酒田にちなんだ可愛らしいデザインの手拭いや風呂敷が、「斎染ブランド」としてお店に並んでいます。
昔から地元に密着してきた斎藤染工場は、2008年に新たな地元との関わり方として「斎染ブランド」を始めました。
斎染ブランド誕生のきっかけとして、とあるデザイナーさんとの出会いがあったという。
鍵盤柄が目を惹く、ピアノ好きにはたまらないデザインの手拭い。思わず指も踊り出しそうに…。
斎染ブランドを始めたきっかけは、ピアノ柄のデザインをした久松さんとお会いしたのがきっかけだそう。
ホームページ作成依頼のためにかけた電話で久松さんと染め物の話で盛り上がり、そこで初めて手拭いのデザインを依頼したそうです。
「その時に、『斎藤染工場って言いづらいじゃないですか、ギュッと縮めてサイゾメさんって言われた方が親しみも出るんじゃないか』って薦めてもらいました。」
斎染さんにとって、久松さんはまさに「生みの親」的存在なんですね…!!
それ以来、商品数も増え、多種多様に展開している斎染ブランド。

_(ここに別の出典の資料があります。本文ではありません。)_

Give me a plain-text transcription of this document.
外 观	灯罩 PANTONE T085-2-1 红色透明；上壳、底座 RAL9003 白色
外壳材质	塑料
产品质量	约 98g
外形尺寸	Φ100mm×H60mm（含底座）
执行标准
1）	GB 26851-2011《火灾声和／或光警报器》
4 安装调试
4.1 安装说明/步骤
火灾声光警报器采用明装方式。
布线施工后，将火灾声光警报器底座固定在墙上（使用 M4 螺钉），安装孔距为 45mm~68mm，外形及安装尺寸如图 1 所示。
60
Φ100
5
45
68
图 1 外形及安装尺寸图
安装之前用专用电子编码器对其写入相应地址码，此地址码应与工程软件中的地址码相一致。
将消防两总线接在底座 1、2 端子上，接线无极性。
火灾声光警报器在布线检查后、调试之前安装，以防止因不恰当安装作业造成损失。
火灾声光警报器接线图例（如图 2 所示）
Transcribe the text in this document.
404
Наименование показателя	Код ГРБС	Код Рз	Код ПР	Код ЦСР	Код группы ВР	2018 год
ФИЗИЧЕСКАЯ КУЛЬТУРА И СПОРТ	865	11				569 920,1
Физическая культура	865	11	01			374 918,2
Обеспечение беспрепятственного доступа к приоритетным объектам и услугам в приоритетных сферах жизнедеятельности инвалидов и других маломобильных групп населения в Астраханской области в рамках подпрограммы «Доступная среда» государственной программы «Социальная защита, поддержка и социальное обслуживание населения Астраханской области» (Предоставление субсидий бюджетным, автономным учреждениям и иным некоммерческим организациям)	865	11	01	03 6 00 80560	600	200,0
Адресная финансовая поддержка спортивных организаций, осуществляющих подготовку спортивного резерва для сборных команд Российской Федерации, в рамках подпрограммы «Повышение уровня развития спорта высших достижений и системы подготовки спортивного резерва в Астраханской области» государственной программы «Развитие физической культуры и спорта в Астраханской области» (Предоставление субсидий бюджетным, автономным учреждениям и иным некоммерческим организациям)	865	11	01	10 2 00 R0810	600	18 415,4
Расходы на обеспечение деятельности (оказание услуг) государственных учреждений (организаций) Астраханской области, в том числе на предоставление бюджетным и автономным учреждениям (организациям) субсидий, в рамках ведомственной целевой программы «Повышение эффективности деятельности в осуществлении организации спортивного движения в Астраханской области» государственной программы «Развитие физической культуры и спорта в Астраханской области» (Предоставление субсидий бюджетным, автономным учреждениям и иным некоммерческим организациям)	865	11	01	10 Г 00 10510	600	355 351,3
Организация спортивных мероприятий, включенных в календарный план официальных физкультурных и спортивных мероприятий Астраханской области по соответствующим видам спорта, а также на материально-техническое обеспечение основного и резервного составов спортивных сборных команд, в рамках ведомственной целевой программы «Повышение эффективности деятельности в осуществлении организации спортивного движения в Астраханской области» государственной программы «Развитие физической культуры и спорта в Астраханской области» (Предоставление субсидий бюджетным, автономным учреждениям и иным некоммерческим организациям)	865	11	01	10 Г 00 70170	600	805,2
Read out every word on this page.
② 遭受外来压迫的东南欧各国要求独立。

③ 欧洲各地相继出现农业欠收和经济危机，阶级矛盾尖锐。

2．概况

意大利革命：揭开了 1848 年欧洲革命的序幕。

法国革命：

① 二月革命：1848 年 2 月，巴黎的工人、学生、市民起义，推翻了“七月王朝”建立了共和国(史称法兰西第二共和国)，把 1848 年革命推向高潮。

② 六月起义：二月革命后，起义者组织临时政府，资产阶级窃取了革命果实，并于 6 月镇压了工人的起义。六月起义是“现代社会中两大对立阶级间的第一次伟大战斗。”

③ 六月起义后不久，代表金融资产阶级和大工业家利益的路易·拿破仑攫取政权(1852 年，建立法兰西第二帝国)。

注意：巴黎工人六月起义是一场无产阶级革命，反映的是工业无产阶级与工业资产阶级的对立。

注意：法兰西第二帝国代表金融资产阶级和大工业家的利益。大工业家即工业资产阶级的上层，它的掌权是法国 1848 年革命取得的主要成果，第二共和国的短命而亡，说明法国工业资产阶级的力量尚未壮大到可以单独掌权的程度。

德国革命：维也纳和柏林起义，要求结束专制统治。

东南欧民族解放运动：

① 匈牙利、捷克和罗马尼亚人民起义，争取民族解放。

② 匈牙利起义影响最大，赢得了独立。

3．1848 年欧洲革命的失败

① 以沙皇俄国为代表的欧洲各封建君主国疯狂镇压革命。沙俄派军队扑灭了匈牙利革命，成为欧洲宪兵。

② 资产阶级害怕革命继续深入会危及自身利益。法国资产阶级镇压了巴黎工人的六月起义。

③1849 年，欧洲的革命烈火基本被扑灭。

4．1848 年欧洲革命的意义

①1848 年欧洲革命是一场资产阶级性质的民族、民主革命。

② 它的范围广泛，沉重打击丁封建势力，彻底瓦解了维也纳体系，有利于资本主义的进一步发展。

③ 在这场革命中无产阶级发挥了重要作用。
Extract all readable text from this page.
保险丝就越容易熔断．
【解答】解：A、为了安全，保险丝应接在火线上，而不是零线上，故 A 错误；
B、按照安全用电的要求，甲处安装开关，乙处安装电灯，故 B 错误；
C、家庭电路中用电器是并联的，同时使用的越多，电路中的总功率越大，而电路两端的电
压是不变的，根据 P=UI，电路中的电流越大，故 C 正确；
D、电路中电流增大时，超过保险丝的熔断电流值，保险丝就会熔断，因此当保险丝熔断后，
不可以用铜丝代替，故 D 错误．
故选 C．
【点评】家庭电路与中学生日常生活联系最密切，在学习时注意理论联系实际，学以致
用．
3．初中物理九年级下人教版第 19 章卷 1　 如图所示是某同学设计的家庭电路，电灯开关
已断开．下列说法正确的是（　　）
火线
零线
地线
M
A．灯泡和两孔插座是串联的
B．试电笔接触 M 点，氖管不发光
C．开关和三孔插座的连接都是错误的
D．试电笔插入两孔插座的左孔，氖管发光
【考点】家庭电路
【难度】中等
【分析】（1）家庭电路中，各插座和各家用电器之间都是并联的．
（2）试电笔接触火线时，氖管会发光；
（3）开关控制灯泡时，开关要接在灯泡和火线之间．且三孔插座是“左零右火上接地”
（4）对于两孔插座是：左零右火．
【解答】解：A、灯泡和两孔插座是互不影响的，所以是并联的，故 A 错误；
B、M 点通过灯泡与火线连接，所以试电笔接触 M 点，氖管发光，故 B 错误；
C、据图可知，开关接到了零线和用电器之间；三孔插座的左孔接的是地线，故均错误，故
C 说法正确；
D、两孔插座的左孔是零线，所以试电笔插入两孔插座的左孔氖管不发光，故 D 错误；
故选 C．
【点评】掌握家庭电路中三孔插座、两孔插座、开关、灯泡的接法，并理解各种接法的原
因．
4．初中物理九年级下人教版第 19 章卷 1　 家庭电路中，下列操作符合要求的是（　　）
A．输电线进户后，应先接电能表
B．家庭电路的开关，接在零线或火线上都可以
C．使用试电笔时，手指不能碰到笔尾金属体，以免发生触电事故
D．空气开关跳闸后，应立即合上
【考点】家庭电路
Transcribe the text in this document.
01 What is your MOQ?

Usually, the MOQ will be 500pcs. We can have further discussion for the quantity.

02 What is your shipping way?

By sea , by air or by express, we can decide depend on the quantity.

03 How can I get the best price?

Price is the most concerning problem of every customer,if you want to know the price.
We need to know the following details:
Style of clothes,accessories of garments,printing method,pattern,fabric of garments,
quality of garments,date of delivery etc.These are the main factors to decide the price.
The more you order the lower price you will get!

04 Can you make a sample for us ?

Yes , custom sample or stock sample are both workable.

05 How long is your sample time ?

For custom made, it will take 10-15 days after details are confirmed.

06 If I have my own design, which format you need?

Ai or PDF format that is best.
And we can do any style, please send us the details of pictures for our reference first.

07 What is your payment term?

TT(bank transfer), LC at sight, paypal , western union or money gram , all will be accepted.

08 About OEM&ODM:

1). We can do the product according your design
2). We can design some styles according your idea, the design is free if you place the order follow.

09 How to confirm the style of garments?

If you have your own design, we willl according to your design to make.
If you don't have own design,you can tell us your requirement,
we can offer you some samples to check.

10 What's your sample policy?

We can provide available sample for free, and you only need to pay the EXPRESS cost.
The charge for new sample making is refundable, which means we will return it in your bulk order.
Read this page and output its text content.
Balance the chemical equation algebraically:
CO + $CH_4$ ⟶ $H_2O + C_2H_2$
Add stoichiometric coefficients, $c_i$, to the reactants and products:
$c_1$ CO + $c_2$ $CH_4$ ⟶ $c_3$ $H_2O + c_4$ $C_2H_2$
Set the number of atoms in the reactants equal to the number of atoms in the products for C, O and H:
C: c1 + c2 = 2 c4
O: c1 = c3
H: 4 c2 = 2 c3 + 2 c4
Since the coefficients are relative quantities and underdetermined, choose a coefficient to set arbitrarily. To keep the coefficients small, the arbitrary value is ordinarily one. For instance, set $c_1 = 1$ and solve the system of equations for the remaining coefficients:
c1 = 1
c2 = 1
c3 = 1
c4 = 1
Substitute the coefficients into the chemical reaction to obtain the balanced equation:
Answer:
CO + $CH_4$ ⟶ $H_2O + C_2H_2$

旗やのれん同様、遠くから見ても目立つ柄と色合いに思わず目を奪われます。酒田にちなんだ染め物も多く、より一層「特別感」が増します。
印染に対する満さんの信念は、斎染ブランドにも色濃く受け継がれているということが伝わります!
「デザイナーさんのカラーを最大限に活かしたものを作れるよう心がけています。」
コラボをする以上は、デザイナーさんの個性や作り方も尊重しつつ、それをどう染め物に落とし込むか話しながら制作をしているそう。
ブランドを確立してからは、依頼されたものだけではなく、酒田・庄内のものも発信して作っていく形に。
その中でも、お客さんがアプローチしやすい、手ぬぐいや風呂敷など、生活に馴染んだものの染めに力を注いでいるとのこと。
「斎染ブランドを軸にしてさらに進めていきたい」と語る満さんの声から、酒田で染め物屋を営んでいく責任感と、ブランドに対する真っ直ぐな気持ちを強く感じました。
お話を聞いていて、酒田という土地で身の回りの人や生き物を大事にしながら、染め物を製作するご夫妻の「心の豊かさ」がひしひしと伝わります。
お人柄を知ることでより制作されてる染め物の奥深さも感じることができました!
お気に入りの柄で、お気に入りの使い方や味わい方ができる「染め物」の世界、皆さんも覗いて見てはいかが?